In a time of trouble Asaph did the right thing and sought God. Yet, he refused comfort, was further troubled as he thought about God, complained, and became overwhelmed. He had the wrong perspective and it was costing him his help and his peace in God.
How does a person remember God and end up more troubled? Possibly by thinking about the things He has done for others and wondering, “Why hasn’t He done them for me?”
Asaph’s thoughts led to complaints about God and left him overwhelmed. Here is a prescription on how to be overwhelmed: face our troubles, focus on those troubles, think the wrong thoughts about God, and then begin to complain. We will find ourselves just as this man did—overwhelmed!
Asaph’s wrong thinking can be seen by the series of questions he asks:
“Will the Lord cast off forever? And will He be favorable no more? Has His mercy ceased forever? Has His promise failed forevermore? Has God forgotten to be gracious? Has He in anger shut up His tender mercies?” (vv. 7-9).

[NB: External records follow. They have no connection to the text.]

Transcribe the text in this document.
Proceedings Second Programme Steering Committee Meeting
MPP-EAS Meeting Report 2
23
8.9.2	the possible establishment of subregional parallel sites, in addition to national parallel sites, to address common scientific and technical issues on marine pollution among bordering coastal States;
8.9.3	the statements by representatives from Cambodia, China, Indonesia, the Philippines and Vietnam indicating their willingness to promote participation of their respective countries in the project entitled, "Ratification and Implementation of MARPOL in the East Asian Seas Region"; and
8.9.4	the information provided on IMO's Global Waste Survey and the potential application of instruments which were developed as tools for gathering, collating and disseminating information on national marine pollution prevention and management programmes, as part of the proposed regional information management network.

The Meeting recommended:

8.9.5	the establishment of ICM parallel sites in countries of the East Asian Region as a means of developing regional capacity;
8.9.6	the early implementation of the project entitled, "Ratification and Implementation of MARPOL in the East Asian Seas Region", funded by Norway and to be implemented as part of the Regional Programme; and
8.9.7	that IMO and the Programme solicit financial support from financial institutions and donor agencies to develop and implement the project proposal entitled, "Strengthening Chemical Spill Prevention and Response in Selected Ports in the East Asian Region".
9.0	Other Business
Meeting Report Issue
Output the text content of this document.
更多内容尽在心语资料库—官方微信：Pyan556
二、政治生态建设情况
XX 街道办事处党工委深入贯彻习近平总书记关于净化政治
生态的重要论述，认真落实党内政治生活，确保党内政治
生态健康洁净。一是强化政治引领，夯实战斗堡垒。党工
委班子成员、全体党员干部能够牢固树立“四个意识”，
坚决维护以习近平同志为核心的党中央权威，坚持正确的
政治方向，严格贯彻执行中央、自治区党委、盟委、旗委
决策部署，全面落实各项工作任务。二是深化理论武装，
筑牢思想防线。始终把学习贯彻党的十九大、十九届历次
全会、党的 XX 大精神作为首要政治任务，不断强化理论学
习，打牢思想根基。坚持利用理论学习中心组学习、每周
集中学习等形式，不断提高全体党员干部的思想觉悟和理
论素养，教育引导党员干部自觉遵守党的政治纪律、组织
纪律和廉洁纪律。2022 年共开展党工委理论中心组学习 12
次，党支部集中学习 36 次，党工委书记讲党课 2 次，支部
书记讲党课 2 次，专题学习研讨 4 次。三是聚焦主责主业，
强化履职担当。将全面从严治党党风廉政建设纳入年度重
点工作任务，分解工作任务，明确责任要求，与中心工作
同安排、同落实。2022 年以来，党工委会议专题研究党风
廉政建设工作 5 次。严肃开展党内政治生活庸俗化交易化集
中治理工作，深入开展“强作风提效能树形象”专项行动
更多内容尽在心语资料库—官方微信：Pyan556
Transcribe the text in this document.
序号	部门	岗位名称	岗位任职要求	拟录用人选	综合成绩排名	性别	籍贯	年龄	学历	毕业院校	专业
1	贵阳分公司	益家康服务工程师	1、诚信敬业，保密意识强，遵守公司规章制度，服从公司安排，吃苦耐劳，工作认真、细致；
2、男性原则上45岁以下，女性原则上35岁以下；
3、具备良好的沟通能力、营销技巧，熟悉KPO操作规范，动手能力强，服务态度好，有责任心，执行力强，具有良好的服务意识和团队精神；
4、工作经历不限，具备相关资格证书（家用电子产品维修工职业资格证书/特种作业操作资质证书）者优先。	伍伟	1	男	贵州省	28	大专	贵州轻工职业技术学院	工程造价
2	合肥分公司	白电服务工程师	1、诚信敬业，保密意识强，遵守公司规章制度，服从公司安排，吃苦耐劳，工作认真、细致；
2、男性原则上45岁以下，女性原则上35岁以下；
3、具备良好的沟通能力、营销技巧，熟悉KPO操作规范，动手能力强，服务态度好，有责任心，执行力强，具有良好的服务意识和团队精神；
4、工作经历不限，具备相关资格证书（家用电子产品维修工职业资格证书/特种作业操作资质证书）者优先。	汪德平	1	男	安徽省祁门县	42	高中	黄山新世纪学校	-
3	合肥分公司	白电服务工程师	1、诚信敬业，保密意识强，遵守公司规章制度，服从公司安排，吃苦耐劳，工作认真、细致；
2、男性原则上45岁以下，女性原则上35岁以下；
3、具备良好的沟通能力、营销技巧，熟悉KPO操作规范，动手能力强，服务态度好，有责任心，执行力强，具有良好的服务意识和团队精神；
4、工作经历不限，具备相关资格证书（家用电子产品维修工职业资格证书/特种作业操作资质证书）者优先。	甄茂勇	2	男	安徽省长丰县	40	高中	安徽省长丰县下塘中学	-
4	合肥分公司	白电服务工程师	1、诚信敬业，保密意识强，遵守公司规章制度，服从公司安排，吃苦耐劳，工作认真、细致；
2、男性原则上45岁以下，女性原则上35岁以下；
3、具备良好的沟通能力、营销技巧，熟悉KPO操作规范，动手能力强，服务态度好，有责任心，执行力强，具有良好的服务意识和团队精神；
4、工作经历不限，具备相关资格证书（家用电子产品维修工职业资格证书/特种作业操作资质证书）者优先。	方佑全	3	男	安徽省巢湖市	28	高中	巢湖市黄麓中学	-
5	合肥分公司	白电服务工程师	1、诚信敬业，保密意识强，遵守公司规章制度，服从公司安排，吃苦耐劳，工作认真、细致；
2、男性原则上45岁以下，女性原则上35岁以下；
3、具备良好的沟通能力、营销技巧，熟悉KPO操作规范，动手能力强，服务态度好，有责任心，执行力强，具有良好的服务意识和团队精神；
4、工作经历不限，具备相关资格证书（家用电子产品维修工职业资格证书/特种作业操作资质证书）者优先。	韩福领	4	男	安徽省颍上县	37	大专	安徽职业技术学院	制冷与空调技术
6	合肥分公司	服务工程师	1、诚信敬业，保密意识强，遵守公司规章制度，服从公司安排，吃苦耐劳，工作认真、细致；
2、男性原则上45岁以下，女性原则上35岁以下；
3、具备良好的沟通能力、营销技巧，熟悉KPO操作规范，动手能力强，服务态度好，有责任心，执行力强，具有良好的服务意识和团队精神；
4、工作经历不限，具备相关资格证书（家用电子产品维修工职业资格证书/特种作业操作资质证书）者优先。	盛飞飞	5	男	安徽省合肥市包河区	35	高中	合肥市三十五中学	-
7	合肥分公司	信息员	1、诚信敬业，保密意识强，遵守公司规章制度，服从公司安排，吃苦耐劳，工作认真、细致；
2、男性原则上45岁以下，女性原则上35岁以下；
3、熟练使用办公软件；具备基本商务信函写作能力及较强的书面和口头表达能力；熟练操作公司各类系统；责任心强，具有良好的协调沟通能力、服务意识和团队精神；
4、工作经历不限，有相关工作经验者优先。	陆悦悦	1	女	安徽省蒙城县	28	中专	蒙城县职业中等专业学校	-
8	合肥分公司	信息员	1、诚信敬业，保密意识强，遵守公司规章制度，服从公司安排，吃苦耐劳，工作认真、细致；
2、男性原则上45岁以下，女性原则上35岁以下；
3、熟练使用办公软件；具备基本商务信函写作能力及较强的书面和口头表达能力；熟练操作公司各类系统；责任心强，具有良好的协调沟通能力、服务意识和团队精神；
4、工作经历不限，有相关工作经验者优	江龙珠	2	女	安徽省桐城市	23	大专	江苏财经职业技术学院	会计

Each question points to God as the source of problems and does not make any reference to the need for Asaph to change. The most common failure in our quest to get help is to point to God as the source of our trouble. Jesus revealed God as our helper and our healer, not our source of trouble.
Asaph was completely confused about God. And these six questions seem to summarize every kind of misconception and position of unbelief. The Lord has answered these questions throughout the Bible. We must be diligent to guard our minds against these thoughts or we too will become overwhelmed.